Red-eyed tree frogs lay eggs on leaves suspended above ponds. When the eggs hatch, the tadpoles fall into the pond, states the University of Wisconsin's BioWeb. Gray tree frogs lay eggs in swamps, ponds and puddles, says Nature Works, a project of New Hampshire Public Television.
During the rainy season, the male red-eyed tree frogs gather above ponds. They vocalize and jostle among themselves to establish territories. When a female appears, the males fight to see which one gets to mate. The winner clasps the female's back. She climbs down to the pond, fills an internal bladder with water and climbs back up into the trees. She selects a leaf hanging over the pond and lays eggs on it. The male fertilizes the eggs. The female then covers the eggs with water from her bladder, describes the BioWeb, a student research project of the University of Wisconsin LaCrosse. The eggs hatch 5 to 11 days later, releasing the tadpoles.

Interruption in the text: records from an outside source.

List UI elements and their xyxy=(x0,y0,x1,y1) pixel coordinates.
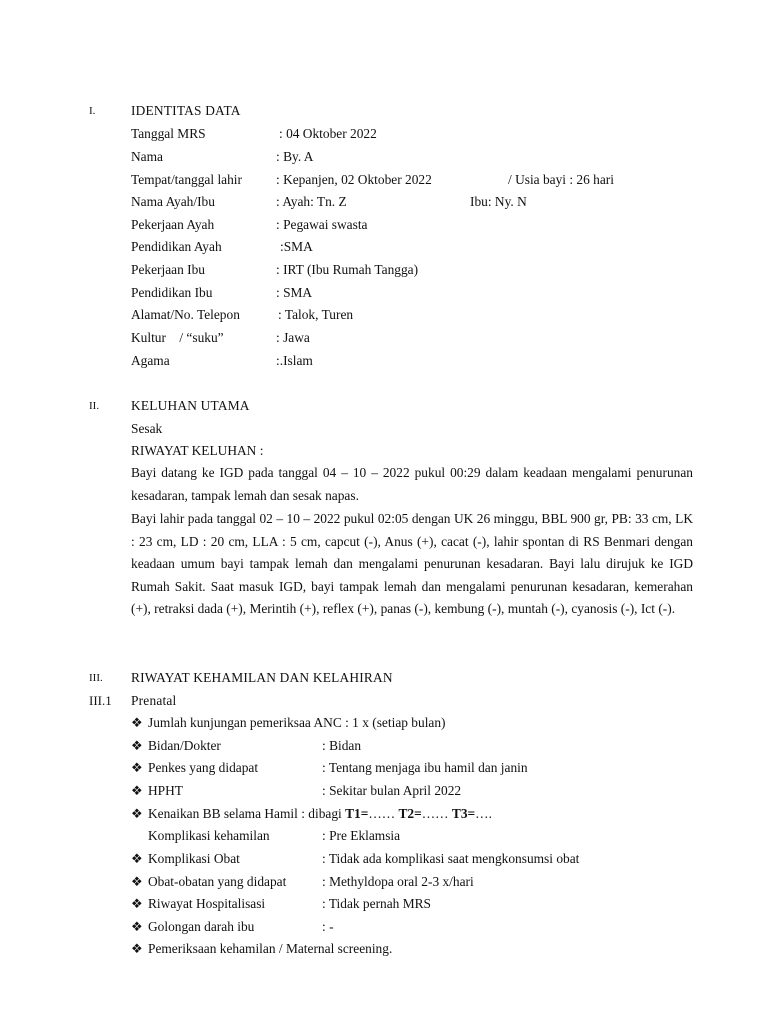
item-label: Komplikasi Obat xyxy=(148,851,240,866)
trimester-1-label: T1= xyxy=(345,806,369,821)
identity-row xyxy=(0,327,768,349)
identity-row xyxy=(0,259,768,281)
bullet-diamond-icon: ❖ xyxy=(131,941,143,956)
history-paragraph-2: Bayi lahir pada tanggal 02 – 10 – 2022 pukul 02:05 dengan UK 26 minggu, BBL 900 gr, PB: 33 cm, LK : 23 cm, LD : 20 cm, LLA : 5 cm, capcut (-), Anus (+), cacat (-), lahir spontan di RS Benmari dengan keadaan umum bayi tampak lemah dan mengalami penurunan kesadaran. Bayi lalu dirujuk ke IGD Rumah Sakit. Saat masuk IGD, bayi tampak lemah dan mengalami penurunan kesadaran, kemerahan (+), retraksi dada (+), Merintih (+), reflex (+), panas (-), kembung (-), muntah (-), cyanosis (-), Ict (-). xyxy=(131,511,693,617)
bullet-diamond-icon: ❖ xyxy=(131,851,143,866)
section-title: IDENTITAS DATA xyxy=(131,103,241,118)
bullet-diamond-icon: ❖ xyxy=(131,874,143,889)
trimester-2-dots: …… xyxy=(421,806,449,821)
list-item xyxy=(0,712,768,734)
item-value: : Tidak ada komplikasi saat mengkonsumsi obat xyxy=(322,851,580,866)
field-label: Pendidikan Ibu xyxy=(131,285,213,300)
item-value: : Tentang menjaga ibu hamil dan janin xyxy=(322,760,528,775)
identity-row xyxy=(0,282,768,304)
section-number: II. xyxy=(89,400,100,412)
trimester-2-label: T2= xyxy=(398,806,422,821)
list-item xyxy=(0,916,768,938)
bullet-diamond-icon: ❖ xyxy=(131,919,143,934)
item-value: : Tidak pernah MRS xyxy=(322,896,432,911)
field-value: : Pegawai swasta xyxy=(276,217,368,232)
identity-row xyxy=(0,350,768,372)
field-label: Tanggal MRS xyxy=(131,126,206,141)
item-label: Komplikasi kehamilan xyxy=(148,828,270,843)
list-item xyxy=(0,780,768,802)
field-label: Pekerjaan Ibu xyxy=(131,262,205,277)
field-value: : SMA xyxy=(276,285,313,300)
field-label: Nama xyxy=(131,149,163,164)
item-value: : Pre Eklamsia xyxy=(322,828,401,843)
field-value: : Kepanjen, 02 Oktober 2022 xyxy=(276,172,432,187)
bullet-diamond-icon: ❖ xyxy=(131,783,143,798)
subsection-heading xyxy=(0,690,768,712)
field-value: : Talok, Turen xyxy=(278,307,354,322)
item-label: Obat-obatan yang didapat xyxy=(148,874,287,889)
list-item xyxy=(0,735,768,757)
trimester-3-dots: …. xyxy=(475,806,492,821)
list-item-weight-gain xyxy=(0,803,768,825)
section-2-heading xyxy=(0,395,768,417)
bullet-diamond-icon: ❖ xyxy=(131,896,143,911)
field-label: Alamat/No. Telepon xyxy=(131,307,240,322)
history-title: RIWAYAT KELUHAN : xyxy=(131,443,264,458)
item-value: : - xyxy=(322,919,334,934)
item-label: Riwayat Hospitalisasi xyxy=(148,896,266,911)
bullet-diamond-icon: ❖ xyxy=(131,760,143,775)
section-1-heading xyxy=(0,100,768,122)
item-label: Pemeriksaan kehamilan / Maternal screening. xyxy=(148,941,393,956)
item-label xyxy=(148,803,492,825)
weight-gain-label: Kenaikan BB selama Hamil : dibagi xyxy=(148,806,346,821)
bullet-diamond-icon: ❖ xyxy=(131,738,143,753)
field-value: :.Islam xyxy=(276,353,313,368)
field-extra: / Usia bayi : 26 hari xyxy=(508,172,614,187)
history-heading xyxy=(0,440,768,462)
field-value: : Ayah: Tn. Z xyxy=(276,194,347,209)
identity-row xyxy=(0,169,768,191)
complaint-text: Sesak xyxy=(131,421,163,436)
section-title: RIWAYAT KEHAMILAN DAN KELAHIRAN xyxy=(131,670,393,685)
item-value: : Bidan xyxy=(322,738,362,753)
list-item xyxy=(0,871,768,893)
list-item xyxy=(0,848,768,870)
field-label: Nama Ayah/Ibu xyxy=(131,194,215,209)
field-label: Kultur / “suku” xyxy=(131,330,224,345)
identity-row xyxy=(0,214,768,236)
history-paragraph-1: Bayi datang ke IGD pada tanggal 04 – 10 – 2022 pukul 00:29 dalam keadaan mengalami penurunan kesadaran, tampak lemah dan sesak napas. xyxy=(131,465,693,503)
section-number: I. xyxy=(89,105,96,117)
bullet-diamond-icon: ❖ xyxy=(131,715,143,730)
identity-row xyxy=(0,191,768,213)
item-label: Jumlah kunjungan pemeriksaa ANC : 1 x (setiap bulan) xyxy=(148,715,446,730)
list-item xyxy=(0,893,768,915)
item-label: Bidan/Dokter xyxy=(148,738,221,753)
trimester-3-label: T3= xyxy=(451,806,476,821)
item-value: : Methyldopa oral 2-3 x/hari xyxy=(322,874,474,889)
field-value: : Jawa xyxy=(276,330,310,345)
item-label: HPHT xyxy=(148,783,183,798)
subsection-number: III.1 xyxy=(89,693,112,708)
list-item xyxy=(0,938,768,960)
section-number: III. xyxy=(89,672,103,684)
identity-row xyxy=(0,146,768,168)
subsection-title: Prenatal xyxy=(131,693,177,708)
identity-row xyxy=(0,236,768,258)
identity-row xyxy=(0,123,768,145)
field-value: : 04 Oktober 2022 xyxy=(279,126,377,141)
list-subitem xyxy=(0,825,768,847)
bullet-diamond-icon: ❖ xyxy=(131,806,143,821)
field-label: Agama xyxy=(131,353,170,368)
field-value: :SMA xyxy=(280,239,313,254)
list-item xyxy=(0,757,768,779)
field-value: : IRT (Ibu Rumah Tangga) xyxy=(276,262,419,277)
section-3-heading xyxy=(0,667,768,689)
field-value: : By. A xyxy=(276,149,314,164)
item-label: Penkes yang didapat xyxy=(148,760,259,775)
section-title: KELUHAN UTAMA xyxy=(131,398,250,413)
item-label: Golongan darah ibu xyxy=(148,919,255,934)
main-complaint xyxy=(0,418,768,440)
field-label: Pendidikan Ayah xyxy=(131,239,222,254)
trimester-1-dots: …… xyxy=(368,806,396,821)
item-value: : Sekitar bulan April 2022 xyxy=(322,783,462,798)
identity-row xyxy=(0,304,768,326)
field-extra: Ibu: Ny. N xyxy=(470,194,527,209)
field-label: Tempat/tanggal lahir xyxy=(131,172,242,187)
field-label: Pekerjaan Ayah xyxy=(131,217,215,232)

During late spring and summer, male gray tree frogs gather around ponds and swamps. They vocalize and aggressively defend their territories from other males. Females appear to select males based on their calls. The female lays eggs on the surface of any available shallow water. Swamps, ponds, swimming pools, puddles and even water-filled tires are likely locations. The male fertilizes the eggs. The eggs are usually tethered to vegetation to keep them from washing away, says Nature Works.